Anasayfa / Arkeoloji / Türkiye

Alabanda'da Selene ve Helios kabartmalı heykel bulundu

Alabanda Antik Kenti'ndeki arkeoloji kazılarında iki yarı yüzünde ay ile güneşi temsil eden Selene ve Helios'un yüz kabartmalarından oluşan 1,5 metrelik heykel bulundu.

 

Aydın'ın Çine ilçesinde 6 farklı tapınak bulunması nedeniyle "Tapınaklar Kenti" olarak nitelendirilen Alabanda Antik Kenti'ndeki arkeolojik kazı çalışmaları sürüyor. Helenistik döneme ait meclis binası, tiyatro salonu ve doğu hamamı gibi eserlerin gün yüzüne çıkartıldığı kentteki agorada devam eden kazı çalışmalarında önemli buluntulara rastlanıyor.

Agoradaki dolgu malzemeleri içinde bulunan, ay ile güneşi (gece ve gündüz, karanlık ve aydınlık) temsil eden, 1,5 metre boyutunda Selene ve Helios kabartması gün yüzüne çıkartıldı.

Üzerinde Selene ve Helios kabartması bulunan heykel

Alabanda Antik Kenti Kazı Başkanı, Atatürk Üniversitesi Klasik Arkeoloji Anabilim Dalı Öğretim Üyesi Doç. Dr. Ali Yalçın Tavukçu, AA muhabirine yaptığı açıklamada, kentteki kazıların 2018 çalışma programı kapsamında 3 bölgede yoğunlaştığını söyledi.

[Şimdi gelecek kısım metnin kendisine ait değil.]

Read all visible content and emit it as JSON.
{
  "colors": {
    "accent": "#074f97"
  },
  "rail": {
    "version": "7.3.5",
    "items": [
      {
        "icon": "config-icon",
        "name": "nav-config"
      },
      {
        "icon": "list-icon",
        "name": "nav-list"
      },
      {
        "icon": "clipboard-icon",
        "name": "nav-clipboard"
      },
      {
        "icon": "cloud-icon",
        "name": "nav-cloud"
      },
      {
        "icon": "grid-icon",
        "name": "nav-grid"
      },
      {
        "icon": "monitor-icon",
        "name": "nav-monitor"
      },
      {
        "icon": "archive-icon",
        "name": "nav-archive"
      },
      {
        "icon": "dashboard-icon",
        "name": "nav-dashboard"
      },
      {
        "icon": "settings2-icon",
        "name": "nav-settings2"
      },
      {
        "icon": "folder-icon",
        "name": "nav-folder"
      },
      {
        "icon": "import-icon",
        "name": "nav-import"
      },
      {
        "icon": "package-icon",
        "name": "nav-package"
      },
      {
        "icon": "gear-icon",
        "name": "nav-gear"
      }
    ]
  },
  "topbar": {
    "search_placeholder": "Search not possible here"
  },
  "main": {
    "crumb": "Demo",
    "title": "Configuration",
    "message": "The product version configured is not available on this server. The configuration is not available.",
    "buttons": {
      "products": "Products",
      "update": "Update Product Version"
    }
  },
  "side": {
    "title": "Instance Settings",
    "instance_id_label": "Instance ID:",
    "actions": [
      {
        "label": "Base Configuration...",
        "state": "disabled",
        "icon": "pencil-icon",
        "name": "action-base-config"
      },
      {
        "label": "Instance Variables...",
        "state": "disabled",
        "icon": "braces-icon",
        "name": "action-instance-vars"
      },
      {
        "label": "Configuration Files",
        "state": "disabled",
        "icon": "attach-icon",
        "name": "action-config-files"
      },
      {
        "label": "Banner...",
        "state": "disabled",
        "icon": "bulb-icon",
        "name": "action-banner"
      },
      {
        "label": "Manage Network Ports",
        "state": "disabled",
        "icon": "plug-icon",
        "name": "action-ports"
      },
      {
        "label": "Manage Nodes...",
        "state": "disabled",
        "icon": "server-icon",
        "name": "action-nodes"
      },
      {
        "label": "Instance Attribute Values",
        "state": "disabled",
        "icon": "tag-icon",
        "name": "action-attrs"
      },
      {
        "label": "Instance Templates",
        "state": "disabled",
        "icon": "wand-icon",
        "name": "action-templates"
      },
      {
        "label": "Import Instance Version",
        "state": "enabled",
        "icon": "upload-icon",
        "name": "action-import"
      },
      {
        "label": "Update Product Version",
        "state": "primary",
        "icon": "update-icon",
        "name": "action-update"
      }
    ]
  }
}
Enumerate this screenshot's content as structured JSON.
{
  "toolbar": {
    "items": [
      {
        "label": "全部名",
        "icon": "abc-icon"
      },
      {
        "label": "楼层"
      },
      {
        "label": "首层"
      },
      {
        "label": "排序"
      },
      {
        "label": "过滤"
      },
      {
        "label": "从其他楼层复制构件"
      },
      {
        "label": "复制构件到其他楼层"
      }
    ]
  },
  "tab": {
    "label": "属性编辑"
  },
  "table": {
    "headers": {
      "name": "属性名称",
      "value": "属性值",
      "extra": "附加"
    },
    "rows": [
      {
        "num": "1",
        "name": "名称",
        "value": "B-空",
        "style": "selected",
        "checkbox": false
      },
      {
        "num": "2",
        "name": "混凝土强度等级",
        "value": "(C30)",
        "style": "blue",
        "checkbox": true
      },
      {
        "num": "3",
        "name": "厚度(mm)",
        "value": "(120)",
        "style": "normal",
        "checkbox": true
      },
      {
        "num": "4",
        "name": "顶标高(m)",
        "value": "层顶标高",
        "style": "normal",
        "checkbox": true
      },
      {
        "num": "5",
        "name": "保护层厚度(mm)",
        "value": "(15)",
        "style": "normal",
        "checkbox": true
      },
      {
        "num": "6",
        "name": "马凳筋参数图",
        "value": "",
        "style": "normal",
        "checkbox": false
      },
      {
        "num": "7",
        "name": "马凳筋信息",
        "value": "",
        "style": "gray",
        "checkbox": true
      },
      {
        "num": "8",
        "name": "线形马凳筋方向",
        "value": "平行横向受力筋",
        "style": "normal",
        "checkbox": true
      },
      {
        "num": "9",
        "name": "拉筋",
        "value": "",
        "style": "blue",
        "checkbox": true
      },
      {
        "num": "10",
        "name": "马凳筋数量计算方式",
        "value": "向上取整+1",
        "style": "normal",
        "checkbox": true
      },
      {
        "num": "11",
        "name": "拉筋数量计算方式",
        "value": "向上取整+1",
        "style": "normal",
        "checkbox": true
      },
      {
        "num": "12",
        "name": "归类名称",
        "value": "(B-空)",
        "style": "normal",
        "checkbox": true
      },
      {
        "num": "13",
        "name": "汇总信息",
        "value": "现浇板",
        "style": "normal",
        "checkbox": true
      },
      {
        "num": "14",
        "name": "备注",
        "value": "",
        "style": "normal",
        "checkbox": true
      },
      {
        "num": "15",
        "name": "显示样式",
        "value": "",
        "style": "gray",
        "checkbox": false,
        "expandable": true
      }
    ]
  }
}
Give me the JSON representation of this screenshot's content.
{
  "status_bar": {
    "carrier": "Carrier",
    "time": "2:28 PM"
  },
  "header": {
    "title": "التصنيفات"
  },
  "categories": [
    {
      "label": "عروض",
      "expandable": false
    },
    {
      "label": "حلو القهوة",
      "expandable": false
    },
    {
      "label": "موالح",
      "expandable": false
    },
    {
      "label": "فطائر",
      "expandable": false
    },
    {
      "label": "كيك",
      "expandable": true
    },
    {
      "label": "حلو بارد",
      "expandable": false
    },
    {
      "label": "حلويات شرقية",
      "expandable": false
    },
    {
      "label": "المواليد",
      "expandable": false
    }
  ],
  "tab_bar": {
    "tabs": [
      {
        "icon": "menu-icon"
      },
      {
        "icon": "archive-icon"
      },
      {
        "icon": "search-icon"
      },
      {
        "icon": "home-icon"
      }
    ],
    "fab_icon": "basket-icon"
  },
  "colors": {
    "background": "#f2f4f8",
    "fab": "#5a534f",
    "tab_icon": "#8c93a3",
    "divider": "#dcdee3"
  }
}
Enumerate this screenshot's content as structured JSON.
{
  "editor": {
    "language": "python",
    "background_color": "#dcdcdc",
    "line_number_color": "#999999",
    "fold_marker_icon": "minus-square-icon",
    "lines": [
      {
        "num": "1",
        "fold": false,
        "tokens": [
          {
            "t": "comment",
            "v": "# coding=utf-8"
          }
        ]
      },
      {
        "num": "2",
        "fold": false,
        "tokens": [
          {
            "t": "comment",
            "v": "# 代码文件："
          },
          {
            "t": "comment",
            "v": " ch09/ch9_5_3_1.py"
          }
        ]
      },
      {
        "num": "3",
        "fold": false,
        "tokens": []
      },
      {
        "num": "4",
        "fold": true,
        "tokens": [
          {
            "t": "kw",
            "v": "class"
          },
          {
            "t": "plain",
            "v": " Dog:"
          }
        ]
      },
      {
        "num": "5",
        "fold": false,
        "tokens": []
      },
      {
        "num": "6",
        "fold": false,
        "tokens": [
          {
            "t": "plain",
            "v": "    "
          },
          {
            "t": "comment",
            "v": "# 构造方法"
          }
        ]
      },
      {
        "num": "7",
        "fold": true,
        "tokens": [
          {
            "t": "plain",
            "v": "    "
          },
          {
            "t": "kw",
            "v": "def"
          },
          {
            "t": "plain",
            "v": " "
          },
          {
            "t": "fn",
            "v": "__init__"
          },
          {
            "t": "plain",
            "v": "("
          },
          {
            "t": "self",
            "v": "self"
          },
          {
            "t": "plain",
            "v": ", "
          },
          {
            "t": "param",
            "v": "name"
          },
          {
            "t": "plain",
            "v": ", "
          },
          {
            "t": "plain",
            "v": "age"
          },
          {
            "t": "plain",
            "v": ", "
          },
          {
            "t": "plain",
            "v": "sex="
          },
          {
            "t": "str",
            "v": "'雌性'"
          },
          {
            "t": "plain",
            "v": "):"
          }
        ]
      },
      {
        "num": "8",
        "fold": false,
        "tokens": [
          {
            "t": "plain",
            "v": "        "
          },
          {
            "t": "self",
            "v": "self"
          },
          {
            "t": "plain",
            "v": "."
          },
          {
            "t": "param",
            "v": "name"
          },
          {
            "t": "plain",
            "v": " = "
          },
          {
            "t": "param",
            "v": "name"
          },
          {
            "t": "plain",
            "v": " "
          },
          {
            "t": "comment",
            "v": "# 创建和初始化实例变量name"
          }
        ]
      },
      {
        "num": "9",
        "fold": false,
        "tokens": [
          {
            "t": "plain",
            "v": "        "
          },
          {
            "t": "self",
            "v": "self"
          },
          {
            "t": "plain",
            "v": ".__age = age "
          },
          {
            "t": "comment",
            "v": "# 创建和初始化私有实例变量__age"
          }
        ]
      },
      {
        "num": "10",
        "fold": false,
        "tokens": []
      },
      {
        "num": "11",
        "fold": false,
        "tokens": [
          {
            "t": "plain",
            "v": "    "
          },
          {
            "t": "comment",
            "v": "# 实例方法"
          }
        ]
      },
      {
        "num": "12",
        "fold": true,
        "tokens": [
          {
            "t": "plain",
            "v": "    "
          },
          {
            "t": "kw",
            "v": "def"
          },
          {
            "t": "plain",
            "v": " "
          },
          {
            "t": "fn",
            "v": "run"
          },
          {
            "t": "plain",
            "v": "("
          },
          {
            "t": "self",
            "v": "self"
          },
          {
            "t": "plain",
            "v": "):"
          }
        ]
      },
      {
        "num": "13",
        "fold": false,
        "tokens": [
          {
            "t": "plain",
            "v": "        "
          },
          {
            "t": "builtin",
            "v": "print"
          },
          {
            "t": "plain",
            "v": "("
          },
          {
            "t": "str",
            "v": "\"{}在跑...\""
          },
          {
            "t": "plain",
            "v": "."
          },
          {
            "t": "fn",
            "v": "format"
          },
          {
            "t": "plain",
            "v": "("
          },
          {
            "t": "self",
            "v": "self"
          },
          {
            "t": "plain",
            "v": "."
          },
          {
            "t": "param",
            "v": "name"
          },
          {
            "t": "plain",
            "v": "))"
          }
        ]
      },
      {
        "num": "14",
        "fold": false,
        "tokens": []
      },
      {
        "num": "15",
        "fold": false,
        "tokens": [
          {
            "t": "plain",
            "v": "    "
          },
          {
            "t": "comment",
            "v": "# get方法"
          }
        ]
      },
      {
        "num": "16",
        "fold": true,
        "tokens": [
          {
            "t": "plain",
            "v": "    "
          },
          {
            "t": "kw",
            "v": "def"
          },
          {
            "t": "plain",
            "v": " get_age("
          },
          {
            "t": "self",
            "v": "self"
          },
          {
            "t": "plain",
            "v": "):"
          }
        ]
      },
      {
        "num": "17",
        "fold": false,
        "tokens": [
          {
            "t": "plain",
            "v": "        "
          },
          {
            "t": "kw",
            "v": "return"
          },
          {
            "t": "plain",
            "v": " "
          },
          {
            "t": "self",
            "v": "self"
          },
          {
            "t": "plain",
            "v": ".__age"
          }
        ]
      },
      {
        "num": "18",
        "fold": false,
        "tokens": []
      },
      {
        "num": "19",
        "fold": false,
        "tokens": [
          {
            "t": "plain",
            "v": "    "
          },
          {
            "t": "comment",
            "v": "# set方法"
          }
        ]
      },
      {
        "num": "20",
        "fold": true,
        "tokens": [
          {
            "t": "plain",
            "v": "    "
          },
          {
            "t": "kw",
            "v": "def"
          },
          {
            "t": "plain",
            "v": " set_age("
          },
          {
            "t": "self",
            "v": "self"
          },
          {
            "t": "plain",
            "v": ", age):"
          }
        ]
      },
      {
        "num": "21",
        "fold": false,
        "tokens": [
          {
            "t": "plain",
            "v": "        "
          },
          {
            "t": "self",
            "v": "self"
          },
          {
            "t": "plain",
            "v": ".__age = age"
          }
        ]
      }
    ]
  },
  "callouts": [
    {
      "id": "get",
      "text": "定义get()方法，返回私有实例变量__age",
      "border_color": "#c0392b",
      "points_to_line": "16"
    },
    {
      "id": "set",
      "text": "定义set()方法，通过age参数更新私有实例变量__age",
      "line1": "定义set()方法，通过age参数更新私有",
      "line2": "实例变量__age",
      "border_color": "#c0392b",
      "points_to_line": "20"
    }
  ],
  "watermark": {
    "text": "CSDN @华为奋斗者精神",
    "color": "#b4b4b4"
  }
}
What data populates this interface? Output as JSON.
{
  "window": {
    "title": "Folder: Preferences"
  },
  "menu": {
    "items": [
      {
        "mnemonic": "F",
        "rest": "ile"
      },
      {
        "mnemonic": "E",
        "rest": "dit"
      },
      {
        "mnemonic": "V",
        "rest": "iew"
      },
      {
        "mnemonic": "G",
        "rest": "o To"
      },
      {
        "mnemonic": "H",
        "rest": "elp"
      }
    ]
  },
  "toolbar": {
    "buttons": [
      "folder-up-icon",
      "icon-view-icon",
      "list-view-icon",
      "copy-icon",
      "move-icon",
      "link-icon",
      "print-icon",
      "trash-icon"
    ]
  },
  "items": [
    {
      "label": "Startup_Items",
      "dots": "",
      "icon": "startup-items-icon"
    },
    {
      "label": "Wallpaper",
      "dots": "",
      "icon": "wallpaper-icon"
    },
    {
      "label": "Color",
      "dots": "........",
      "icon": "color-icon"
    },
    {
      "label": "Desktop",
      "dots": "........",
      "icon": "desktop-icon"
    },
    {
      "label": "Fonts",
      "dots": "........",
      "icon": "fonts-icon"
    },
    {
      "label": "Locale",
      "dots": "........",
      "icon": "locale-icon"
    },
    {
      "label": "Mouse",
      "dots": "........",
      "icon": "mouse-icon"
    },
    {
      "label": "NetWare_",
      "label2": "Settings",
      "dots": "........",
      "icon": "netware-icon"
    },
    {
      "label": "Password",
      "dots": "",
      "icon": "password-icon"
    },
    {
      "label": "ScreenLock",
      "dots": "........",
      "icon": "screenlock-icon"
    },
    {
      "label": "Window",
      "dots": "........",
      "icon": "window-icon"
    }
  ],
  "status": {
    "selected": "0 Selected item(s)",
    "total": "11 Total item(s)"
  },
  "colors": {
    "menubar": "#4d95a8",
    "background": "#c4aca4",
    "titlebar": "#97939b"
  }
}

Antik kentte temmuz ayında başlayan kazı çalışmalarında yaklaşık 2 bin yıllık olduğu değerlendirilen, üzerinde "Selene ve Helios"un yüz kabartmalarının yer aldığı heykelin bulunduğunu belirten Tavukçu, şunları dile getirdi:

"Agoradan dolgu malzemeleri içinden çıkan, gündüz ve geceyi, karanlık ve aydınlığı, güneş ve ayı temsil eden Selene ve Helyos kabartmasının yer aldığı bir köşe konsolu bulduk. Bunların antik kentle ilişkisi açısından düşündüğümüzde, Alabanda'nın, Apollon'un kutsal kenti olduğunu biliyoruz. Bulduğumuz kabartma günümüzden yaklaşık 2 bin yıl öncesine ait diyebiliriz. Erken Roma, Roma İmparatorluğu'nun başlangıç çağlarına ait diye düşünüyoruz. Bu kabartma bir köşe konsolu.

Bugün korunan kısmı yaklaşık 1 metre boyunda, 1,5 metre bir yüksekliği var. Bu önemli bir yapının girişinde süsleme olarak kullanılmış olsa gerek. Bizim bulduğumuz yer orijinal yeri değildi. Sonradan atılmış olarak karşımıza çıktı."

Tavukçu, antik kentin Helenistik çağda büyük bir yapılanma içinde olduğuna dikkati çekerek, ilk kez bu dönemde ayağa kaldırılan tiyatro sahnesi, meclis binası ve agora gibi eserlerin yanı sıra 4 kilometre uzunluğunda 11 kule ile desteklenmiş surları kapsadığını ifade etti.

Sadece içme suyu için değil çiftlikler için de sulama amaçlı kullanılan kapalı su sistemi

 

Antik kentte gelişmiş sulama sisteminin kullandığını ve agorada 10-11 farklı sulama kanalının tespit edildiği bilgisini veren Tavukçu, bu kanalların sadece içme suyu için değil, çiftlikler için de sulama amaçlı kullanıldığını kaydetti.

Tavukçu, suyun buharlaşmaması için kapalı sistemle getirildiğine işaret ederek, "Sıcak bir bölge olduğu için suyu hem toprağa emdirme hem de buharlaşma riski yüzünden künkler döşeyerek bu sorunu çözmüşler. Alabanda'daki su sitemlerinin hepsi kapalı su sistemleri. Kemerlerden geçtiği yerlerde de kapalı. Günümüzdeki sisteme baktığımızda aynı diyebiliriz. Yöntem aynı." bilgisini paylaştı.

Kentin çok geniş alana yayıldığına dikkati çeken Tavukçu, kaba hesapla 50 bin nüfusu barındırdığını düşündüklerini söyledi.

Kentin, 6 farklı tapınağın varlığı nedeniyle kutsal bir merkez olduğuna dikkati çeken Tavukçu "Alabanda'dan ünlü hatipler, mimarlar çıkmış. Dolayısıyla antik çağın Karya'sına damga vurmuş bir kent. Alabanda'nın, antik çağın yaşamında mimari, söylev ve bilimsel anlamda söz sahibi olduğunu söyleyebiliriz." değerlendirmesinde bulundu.